Cyclic conversion of the Novel SRC Kinase Inhibitor TG100435 and its N-oxide metabolite by Flavin-containing Monoxygenases and Cytochromes P450 Reductase.

By: Kousba AA, Soll RM, Yee S, Martin MB.

Drug Metab Dispos 2007 Sep;(): [Epub ahead of print]

TG100435 is a novel multi-targeted Src family kinase inhibitor with demonstrated anti-cancer activity in preclinical species. Potent kinase inhibition is associated TG100435 and its major N-oxide metabolite (TG100855). The objectives of the current study were to identify the hepatic enzyme(s) responsible for (1) the total metabolic flux of TG100435, (2) the formation of TG100855 and (3) the subsequent metabolism of TG100855. Flavin-containing monooxygenases (FMO) and cytochrome P450 monooxygenases (CYP) contribute to TG100435 total metabolic flux. TG100435 metabolic flux was completely inhibited by methimazole and ketoconazole suggesting FMO and only CYP3A4 mediated metabolism. TG100855 formation was markedly inhibited (~90%) by methimazole and heat inactivation (>99%). FMO3 was the primary enzyme responsible for TG100855 formation.

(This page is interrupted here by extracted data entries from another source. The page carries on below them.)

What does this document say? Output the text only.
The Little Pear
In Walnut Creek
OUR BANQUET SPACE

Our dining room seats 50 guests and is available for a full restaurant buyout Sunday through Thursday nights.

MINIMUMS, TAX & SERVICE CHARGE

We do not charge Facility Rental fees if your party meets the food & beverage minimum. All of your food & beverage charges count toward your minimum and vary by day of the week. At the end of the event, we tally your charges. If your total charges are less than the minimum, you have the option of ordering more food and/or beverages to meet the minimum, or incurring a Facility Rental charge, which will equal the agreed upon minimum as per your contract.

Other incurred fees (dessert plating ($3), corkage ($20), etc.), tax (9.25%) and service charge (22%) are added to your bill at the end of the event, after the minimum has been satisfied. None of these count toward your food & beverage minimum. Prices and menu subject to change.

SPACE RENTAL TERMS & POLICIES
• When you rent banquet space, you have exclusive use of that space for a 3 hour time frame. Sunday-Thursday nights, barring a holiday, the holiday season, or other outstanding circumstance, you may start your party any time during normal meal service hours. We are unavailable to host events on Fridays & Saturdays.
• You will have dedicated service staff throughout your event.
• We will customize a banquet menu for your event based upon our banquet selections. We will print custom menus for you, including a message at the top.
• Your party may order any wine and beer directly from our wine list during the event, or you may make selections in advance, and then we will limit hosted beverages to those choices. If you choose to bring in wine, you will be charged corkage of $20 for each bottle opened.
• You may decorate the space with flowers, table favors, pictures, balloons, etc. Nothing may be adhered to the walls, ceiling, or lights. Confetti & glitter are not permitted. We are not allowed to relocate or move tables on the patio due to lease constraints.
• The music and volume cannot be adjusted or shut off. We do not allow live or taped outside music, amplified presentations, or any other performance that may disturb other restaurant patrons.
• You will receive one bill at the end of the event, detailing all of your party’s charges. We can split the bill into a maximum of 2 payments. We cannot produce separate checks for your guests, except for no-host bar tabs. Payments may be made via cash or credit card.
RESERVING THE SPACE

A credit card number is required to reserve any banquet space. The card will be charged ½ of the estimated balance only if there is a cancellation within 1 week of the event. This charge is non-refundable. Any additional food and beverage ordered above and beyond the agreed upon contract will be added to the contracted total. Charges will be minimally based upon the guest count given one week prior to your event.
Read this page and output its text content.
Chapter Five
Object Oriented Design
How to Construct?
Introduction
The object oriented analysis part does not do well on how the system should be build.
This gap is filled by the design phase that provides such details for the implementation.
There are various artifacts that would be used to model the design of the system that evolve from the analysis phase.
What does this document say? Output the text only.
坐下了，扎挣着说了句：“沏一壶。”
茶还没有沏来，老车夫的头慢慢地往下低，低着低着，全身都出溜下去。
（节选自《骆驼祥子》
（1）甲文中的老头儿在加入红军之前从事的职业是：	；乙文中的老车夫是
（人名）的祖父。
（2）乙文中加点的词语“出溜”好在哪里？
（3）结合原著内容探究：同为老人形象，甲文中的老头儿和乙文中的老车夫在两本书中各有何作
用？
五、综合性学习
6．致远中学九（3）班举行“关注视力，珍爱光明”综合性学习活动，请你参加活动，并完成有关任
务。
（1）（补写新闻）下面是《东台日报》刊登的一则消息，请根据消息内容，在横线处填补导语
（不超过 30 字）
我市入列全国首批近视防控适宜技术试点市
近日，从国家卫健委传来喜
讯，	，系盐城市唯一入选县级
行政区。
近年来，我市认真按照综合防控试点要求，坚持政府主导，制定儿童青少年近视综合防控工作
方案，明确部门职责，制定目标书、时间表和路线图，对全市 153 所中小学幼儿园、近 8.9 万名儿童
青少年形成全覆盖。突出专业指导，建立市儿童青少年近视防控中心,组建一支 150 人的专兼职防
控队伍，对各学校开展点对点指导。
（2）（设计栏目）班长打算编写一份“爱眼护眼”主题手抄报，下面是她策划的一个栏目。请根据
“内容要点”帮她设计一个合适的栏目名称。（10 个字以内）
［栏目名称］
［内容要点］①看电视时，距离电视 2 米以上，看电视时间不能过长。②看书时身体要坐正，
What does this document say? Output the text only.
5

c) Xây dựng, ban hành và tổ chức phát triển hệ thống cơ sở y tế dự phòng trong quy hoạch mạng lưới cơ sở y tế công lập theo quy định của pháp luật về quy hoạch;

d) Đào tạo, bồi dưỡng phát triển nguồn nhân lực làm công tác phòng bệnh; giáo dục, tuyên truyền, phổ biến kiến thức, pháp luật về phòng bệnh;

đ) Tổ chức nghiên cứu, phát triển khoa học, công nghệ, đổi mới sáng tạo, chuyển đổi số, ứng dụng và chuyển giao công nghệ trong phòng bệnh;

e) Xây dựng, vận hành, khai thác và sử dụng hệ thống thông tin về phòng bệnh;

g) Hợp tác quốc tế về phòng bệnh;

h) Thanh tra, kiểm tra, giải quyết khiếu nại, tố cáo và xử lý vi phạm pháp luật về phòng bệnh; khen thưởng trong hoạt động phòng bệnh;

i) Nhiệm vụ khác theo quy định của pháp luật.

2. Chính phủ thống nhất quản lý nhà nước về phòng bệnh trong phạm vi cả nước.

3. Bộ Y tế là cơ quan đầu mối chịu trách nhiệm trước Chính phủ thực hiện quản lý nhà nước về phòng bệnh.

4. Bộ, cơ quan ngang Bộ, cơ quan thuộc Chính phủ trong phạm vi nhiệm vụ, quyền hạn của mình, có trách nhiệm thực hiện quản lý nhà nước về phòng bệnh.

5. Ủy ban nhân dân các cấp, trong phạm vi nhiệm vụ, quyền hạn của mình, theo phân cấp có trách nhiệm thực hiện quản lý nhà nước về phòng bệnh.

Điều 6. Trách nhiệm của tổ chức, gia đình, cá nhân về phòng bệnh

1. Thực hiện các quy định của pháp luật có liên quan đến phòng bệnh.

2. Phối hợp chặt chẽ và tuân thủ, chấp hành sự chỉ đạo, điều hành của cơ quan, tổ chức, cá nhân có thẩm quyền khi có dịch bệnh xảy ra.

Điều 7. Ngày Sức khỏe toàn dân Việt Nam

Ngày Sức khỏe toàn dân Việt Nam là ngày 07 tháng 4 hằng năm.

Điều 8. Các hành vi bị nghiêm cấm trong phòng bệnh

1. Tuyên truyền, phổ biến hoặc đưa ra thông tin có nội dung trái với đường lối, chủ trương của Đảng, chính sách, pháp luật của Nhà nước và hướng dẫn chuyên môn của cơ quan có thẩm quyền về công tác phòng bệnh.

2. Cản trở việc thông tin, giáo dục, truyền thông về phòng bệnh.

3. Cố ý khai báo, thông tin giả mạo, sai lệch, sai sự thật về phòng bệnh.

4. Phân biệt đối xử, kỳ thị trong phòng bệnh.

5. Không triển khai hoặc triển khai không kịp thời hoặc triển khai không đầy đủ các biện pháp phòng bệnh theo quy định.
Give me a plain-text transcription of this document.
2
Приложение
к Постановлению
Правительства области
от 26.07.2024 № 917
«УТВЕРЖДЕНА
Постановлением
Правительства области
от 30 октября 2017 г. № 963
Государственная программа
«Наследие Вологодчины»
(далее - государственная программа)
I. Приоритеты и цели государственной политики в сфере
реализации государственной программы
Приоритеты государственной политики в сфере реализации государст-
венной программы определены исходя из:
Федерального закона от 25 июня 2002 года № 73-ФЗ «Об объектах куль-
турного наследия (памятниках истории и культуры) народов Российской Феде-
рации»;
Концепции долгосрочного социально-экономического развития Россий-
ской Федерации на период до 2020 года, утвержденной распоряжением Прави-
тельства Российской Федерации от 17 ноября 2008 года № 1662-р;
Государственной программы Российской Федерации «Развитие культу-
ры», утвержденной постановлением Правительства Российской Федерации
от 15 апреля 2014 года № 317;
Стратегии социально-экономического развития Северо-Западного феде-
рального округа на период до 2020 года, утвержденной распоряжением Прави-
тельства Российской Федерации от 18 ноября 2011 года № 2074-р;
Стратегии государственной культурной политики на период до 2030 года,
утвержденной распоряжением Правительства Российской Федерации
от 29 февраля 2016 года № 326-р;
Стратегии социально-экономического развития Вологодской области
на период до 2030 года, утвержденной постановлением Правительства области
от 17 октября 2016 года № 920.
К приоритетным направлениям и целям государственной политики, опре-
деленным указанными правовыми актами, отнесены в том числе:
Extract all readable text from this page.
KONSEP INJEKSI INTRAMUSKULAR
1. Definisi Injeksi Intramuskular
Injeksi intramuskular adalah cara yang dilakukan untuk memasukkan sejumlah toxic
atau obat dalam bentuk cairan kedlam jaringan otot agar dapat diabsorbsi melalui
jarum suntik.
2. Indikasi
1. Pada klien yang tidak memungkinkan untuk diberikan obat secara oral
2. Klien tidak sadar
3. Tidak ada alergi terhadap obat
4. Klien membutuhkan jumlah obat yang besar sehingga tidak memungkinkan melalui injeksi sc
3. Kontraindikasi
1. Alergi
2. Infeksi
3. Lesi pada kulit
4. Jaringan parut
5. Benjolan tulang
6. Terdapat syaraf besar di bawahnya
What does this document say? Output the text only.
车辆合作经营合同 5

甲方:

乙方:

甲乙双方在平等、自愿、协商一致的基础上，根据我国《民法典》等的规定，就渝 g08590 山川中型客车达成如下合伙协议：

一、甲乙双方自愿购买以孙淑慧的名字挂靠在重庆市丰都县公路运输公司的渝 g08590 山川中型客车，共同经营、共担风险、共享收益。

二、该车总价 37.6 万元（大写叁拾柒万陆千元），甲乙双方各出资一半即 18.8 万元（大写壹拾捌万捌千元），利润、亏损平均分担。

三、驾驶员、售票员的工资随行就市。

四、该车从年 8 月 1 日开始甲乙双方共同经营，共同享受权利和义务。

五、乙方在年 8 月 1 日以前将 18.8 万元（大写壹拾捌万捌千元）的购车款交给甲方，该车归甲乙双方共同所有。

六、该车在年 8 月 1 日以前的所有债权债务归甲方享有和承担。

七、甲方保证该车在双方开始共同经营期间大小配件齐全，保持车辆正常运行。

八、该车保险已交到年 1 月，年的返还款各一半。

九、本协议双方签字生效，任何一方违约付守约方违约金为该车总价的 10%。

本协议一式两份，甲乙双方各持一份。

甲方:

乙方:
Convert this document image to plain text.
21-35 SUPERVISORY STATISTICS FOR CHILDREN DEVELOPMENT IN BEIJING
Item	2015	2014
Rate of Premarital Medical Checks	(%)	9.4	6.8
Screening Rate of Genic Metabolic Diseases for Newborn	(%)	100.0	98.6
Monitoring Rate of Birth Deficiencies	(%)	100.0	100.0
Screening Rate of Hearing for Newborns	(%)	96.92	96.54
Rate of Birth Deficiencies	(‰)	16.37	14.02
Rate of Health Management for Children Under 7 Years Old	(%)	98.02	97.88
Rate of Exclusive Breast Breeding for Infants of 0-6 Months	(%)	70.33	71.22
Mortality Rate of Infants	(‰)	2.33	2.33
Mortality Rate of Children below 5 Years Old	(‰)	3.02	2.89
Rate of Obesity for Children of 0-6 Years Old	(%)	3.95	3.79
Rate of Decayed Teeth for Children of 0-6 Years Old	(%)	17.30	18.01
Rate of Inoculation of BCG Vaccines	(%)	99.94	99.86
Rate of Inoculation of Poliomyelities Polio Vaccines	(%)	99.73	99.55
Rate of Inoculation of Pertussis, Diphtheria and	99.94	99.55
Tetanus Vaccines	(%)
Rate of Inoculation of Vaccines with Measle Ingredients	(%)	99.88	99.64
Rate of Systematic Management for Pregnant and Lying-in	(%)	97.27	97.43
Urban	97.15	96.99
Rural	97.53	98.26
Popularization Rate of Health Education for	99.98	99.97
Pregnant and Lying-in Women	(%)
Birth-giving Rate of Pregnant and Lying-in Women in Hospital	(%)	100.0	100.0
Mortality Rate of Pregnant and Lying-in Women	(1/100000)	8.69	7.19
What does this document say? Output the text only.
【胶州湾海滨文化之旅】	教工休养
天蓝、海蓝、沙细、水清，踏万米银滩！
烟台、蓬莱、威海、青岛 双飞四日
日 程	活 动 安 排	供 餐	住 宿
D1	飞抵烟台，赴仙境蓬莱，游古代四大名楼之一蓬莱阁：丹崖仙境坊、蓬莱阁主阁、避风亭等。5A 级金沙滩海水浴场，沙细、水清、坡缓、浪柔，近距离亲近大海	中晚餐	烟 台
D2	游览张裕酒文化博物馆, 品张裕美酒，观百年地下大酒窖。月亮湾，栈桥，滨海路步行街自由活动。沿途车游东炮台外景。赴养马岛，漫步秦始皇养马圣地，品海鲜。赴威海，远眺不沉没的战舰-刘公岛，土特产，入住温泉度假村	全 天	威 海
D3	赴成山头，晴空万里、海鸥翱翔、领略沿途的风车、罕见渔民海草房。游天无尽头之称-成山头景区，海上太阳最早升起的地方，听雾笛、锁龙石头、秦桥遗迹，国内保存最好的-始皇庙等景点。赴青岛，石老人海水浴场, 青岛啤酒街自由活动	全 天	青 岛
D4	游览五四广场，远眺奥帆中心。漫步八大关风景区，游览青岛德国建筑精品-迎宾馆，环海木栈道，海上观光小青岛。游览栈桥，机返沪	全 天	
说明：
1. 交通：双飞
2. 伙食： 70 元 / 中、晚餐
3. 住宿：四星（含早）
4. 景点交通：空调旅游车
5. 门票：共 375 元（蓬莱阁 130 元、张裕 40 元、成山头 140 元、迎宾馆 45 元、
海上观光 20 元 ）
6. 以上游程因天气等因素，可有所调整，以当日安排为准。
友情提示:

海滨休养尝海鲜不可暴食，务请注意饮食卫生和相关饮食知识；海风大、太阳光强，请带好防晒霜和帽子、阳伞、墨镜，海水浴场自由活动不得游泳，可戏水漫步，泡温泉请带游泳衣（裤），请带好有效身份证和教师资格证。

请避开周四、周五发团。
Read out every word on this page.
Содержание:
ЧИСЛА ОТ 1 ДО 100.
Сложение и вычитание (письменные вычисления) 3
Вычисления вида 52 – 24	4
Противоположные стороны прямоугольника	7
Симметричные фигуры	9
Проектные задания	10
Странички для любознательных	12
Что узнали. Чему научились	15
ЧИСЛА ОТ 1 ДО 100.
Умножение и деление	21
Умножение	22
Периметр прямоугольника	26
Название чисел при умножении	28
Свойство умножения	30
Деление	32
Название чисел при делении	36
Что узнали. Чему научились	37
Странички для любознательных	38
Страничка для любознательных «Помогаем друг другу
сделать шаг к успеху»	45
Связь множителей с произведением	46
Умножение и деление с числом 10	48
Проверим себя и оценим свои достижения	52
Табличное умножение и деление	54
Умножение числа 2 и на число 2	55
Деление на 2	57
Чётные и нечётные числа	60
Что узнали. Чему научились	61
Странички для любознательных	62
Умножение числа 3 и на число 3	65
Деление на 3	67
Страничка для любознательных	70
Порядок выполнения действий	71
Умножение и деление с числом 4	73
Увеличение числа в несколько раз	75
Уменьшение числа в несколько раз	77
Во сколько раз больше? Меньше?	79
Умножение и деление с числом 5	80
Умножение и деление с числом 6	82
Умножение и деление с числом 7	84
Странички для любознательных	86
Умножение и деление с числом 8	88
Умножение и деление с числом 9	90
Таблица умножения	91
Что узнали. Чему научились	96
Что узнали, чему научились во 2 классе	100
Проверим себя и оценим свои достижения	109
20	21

In addition, an enzyme mediated retro-reduction of TG100855 back to TG100435 was observed. The N-oxidation reaction was approximately 15-times faster than the retro-reduction reaction. Interestingly, the retro-reduction of TG100855 to TG100435 in recombinant CYP or liver microsomes lacked inhibition by the CYP inhibitors. TG100435 formation in the human liver microsomes or recombinant CYP increased as a function of cytochrome P450 reductase activity suggesting potential involvement of cytochrome P450 reductase. The results of this in vitro study demonstrate the potential of TG100435 and TG100855 to be interconverted metabolically. FMO seem to be the major N-oxidizing enzymes while cytochrome P450 reductase appears to be responsible for the retro-reduction reaction.